Quando Thomas Vinterberg ha visto Melancholia ha detto: "Lars, non so come potrai fare un altro film dopo questo". Bizzarro non è il termine giusto per definire il nuovo lavoro di Lars von Trier, piuttosto una gelida variazione sul tema della morte. La storia di Melancholia inizia con una successione di immagini bellissime sulle note del preludio di Tristano e Isotta di Wagner. "Ho sempre amato l'idea di un prologo - racconta von Trier, a Cannes con il cast al completo -, legato a un tema musicale. L'avevo già sperimentato in Antichrist". Il titolo Melancholia - spiega - ha un rapporto diretto (esplicito per lo spettatore) con la sua depressione: "Durante le riprese di Antichrist sono stato male, ho passato davvero un brutto periodo. Stavolta invece mi sono divertito molto".
L'idea del plot risale a uno scambio di lettere conPenelope Cruz, in cui gli scriveva della piece del drammaturgo Jean Genet, "Le serve". Penelope avrebbe voluto lavorare con lui, ma alla fine non se n'è fatto nulla e il suo posto l'ha preso Kirsten Dunst, mai così brava e bella.
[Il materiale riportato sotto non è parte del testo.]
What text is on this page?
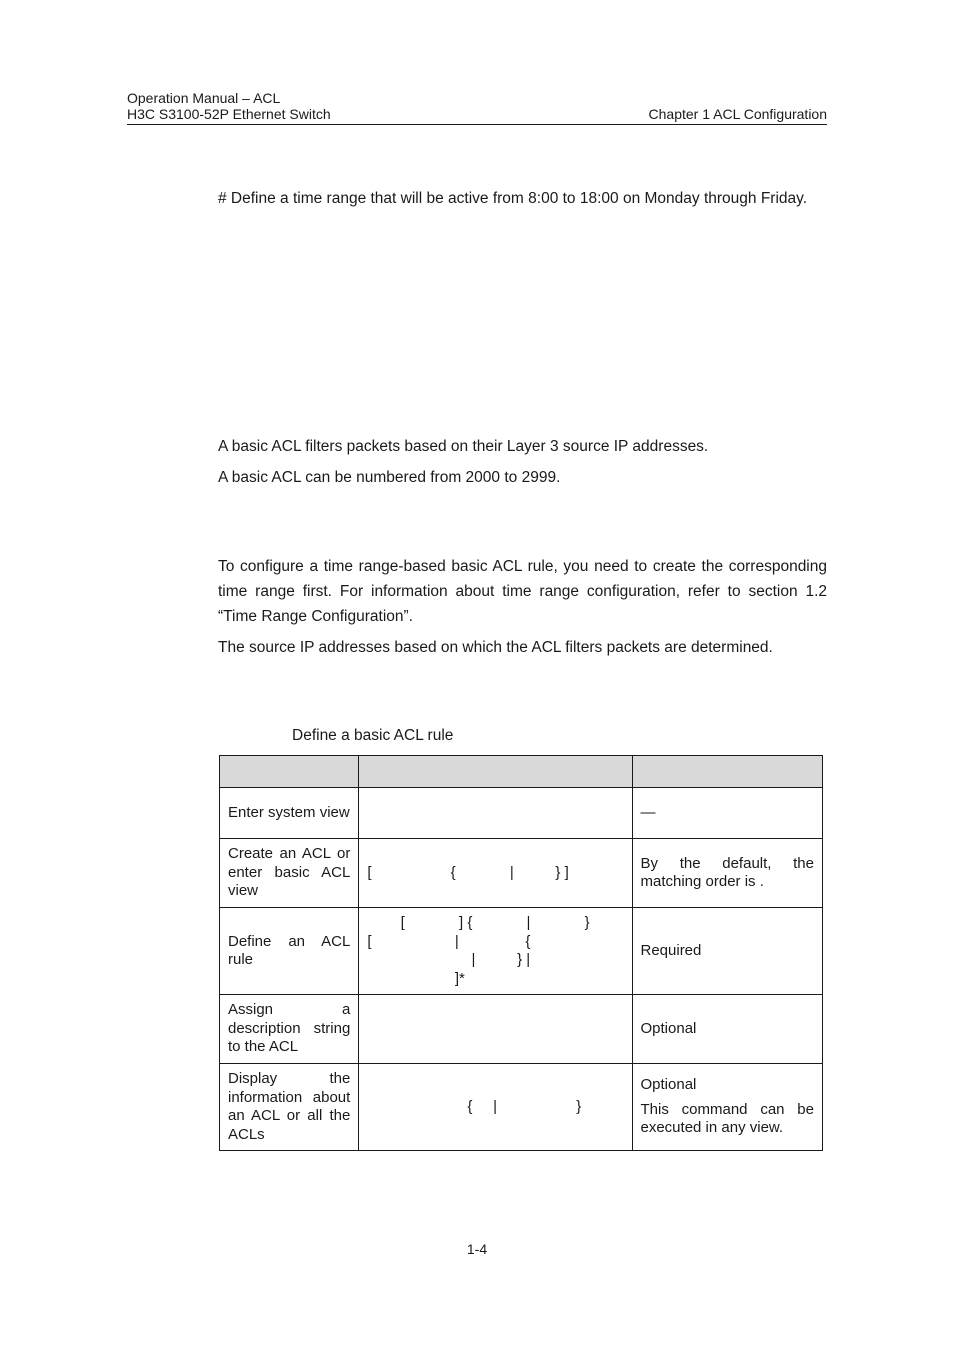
Operation Manual – ACL
H3C S3100-52P Ethernet Switch	Chapter 1 ACL Configuration

# Define a time range that will be active from 8:00 to 18:00 on Monday through Friday.

A basic ACL filters packets based on their Layer 3 source IP addresses.

A basic ACL can be numbered from 2000 to 2999.

To configure a time range-based basic ACL rule, you need to create the corresponding time range first. For information about time range configuration, refer to section 1.2 “Time Range Configuration”.

The source IP addresses based on which the ACL filters packets are determined.

Define a basic ACL rule

Enter system view		—

Create an ACL or enter basic ACL view	[                   {             |          } ]	By the default, the matching order is .

Define an ACL rule	[             ] {             |             }
[                    |                {
|          } |
]*	Required

Assign a description string to the ACL		Optional

Display the information about an ACL or all the ACLs	{     |                   }	Optional
This command can be executed in any view.
1-4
Un documentario su Saturno e un sito web sulle collisioni cosmiche hanno fatto il resto. Von Trier ha sostituto "Le serve" con due sorelle e diviso il film in due parti. La prima intitolata a Justine (Kirsten Dunst), la più malinconica e irrequieta delle due, che cerca dimora nella società senza trovarla. Ambientata la sera del suo matrimonio in un magnifico castello svedese, narra la sua irrimediabile discesa nella spirale della malinconia. L'altra è dedicata a Claire (Charlotte Gainsbourg, straordinaria), alla sua felicità con il marito (Kiefer Sutherland) e il figlio, e si intreccia con il countdown finale.
"Kirsten è davvero dotata - dice von Trier -. Ha molte più sfumature di quanto pensassi e ha il vantaggio di aver avuto una depressione. Tutte le persone sensibili ne soffrono". Autoreferenziale, nel bene e nel male, fino alla fine del mondo.